Beaulieu v. Ragos (In re Ragos)
- Summarized by Steven Holmes , Cavazos Hendricks Poirot, PC
- 13 years 4 months ago
- Citation:
- Beaulieu, v. Ragos (In re: Ragos), Case No. 11-31046 (5th Cir. October 29, 2012)
- Tag(s):
-
- Ruling:
- Social Security income should not be included in a Chapter 13 debtor’s projected disposable income and may be excluded from the debtors’ plan payments.

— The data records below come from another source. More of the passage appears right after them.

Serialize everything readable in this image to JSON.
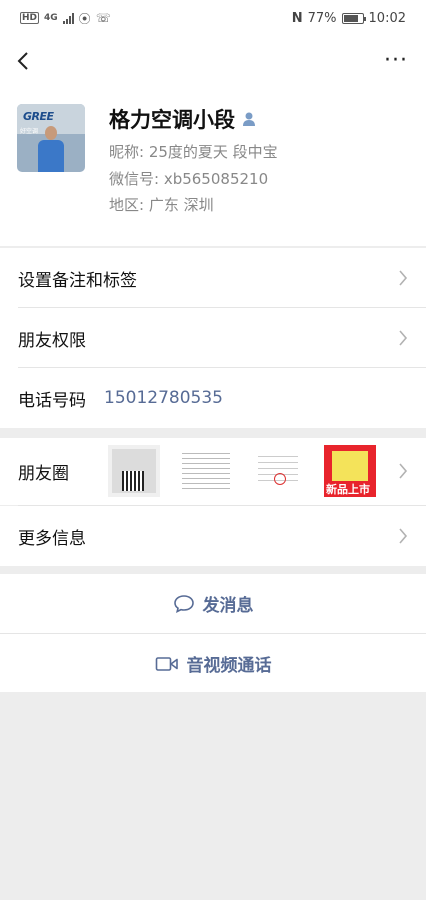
{
  "status_bar": {
    "left_badge": "HD",
    "network": "4G",
    "battery_percent": "77%",
    "time": "10:02"
  },
  "header": {
    "back_icon": "chevron-left-icon",
    "more_icon": "more-dots-icon",
    "more_label": "···"
  },
  "profile": {
    "avatar_logo_text": "GREE",
    "avatar_tagline": "好空调",
    "name": "格力空调小段",
    "nickname": "昵称: 25度的夏天 段中宝",
    "wechat_id": "微信号: xb565085210",
    "region": "地区: 广东  深圳"
  },
  "rows": {
    "remark_label": "设置备注和标签",
    "permission_label": "朋友权限",
    "phone_label": "电话号码",
    "phone_value": "15012780535",
    "moments_label": "朋友圈",
    "more_info_label": "更多信息"
  },
  "moments_thumbs": {
    "thumb4_text": "新品上市"
  },
  "actions": {
    "message_label": "发消息",
    "video_call_label": "音视频通话"
  },
  "colors": {
    "link": "#576b95",
    "background": "#ededed"
  }
}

The debtors' retention of exempt social security benefits was alone insufficient to support a finding of bad faith.
- Procedural context:
- On direct appeal from the United States Bankruptcy Court for the Eastern District of Louisiana pursuant to 28 U.S.C. § 158(d)(2).
The Chapter 13 Trustee objected to confirmation of the Debtors’ plan because Debtors did not dedicate 100% of their social security income to the plan for payment to creditors Accordingly, the Trustee argued that the plan was not proposed in good faith.
The Bankruptcy Court rejected the Trustee’s arguments, based upon the court’s interpretation of express language in the Social Security Act, the definitions within the Bankruptcy Code and congressional intent collectively requiring the exclusion of social security benefits from the calculation of disposable income.
- Facts:
- The Trustee relied upon § 1325(b)(1)(B) to contend that all “projected disposable income,” including all social security benefits, must be contributed toward plan payments. The Court based its decision on the bankruptcy code’s definitions of “disposable income” (Section 1325(b)(2)) and “current monthly income” (Section 101(10A)(A)) and, most importantly, the fact that section 101(10A)(B) expressly excludes Social Security benefit from the statutory definition of a debtor’s “current monthly income.” In short, the Court reasoned that the Bankruptcy Code’s exclusion of Social Security income from a debtor’s “disposable income” means that Congress did not intend for it to be included in a Chapter 13 debtor’s “projected disposable income” and may be excluded from plan payments. The Court also relied upon express language within the Social Security Act and related legislative history, concluding that Congress clearly intended to exclude social security benefits from the bankruptcy process. The Trustee was unable to present any evidence to rebut the presumption that social security benefits should be excluded from the debtors’ income and contributions to plan payments. Because the Trustee’s good faith argument was premised entirely upon the exclusion of social security benefits, the Court quickly resolved that issue, stating that “it is apparent that Debtors are not in bad faith merely for doing what the Code permits them to do.”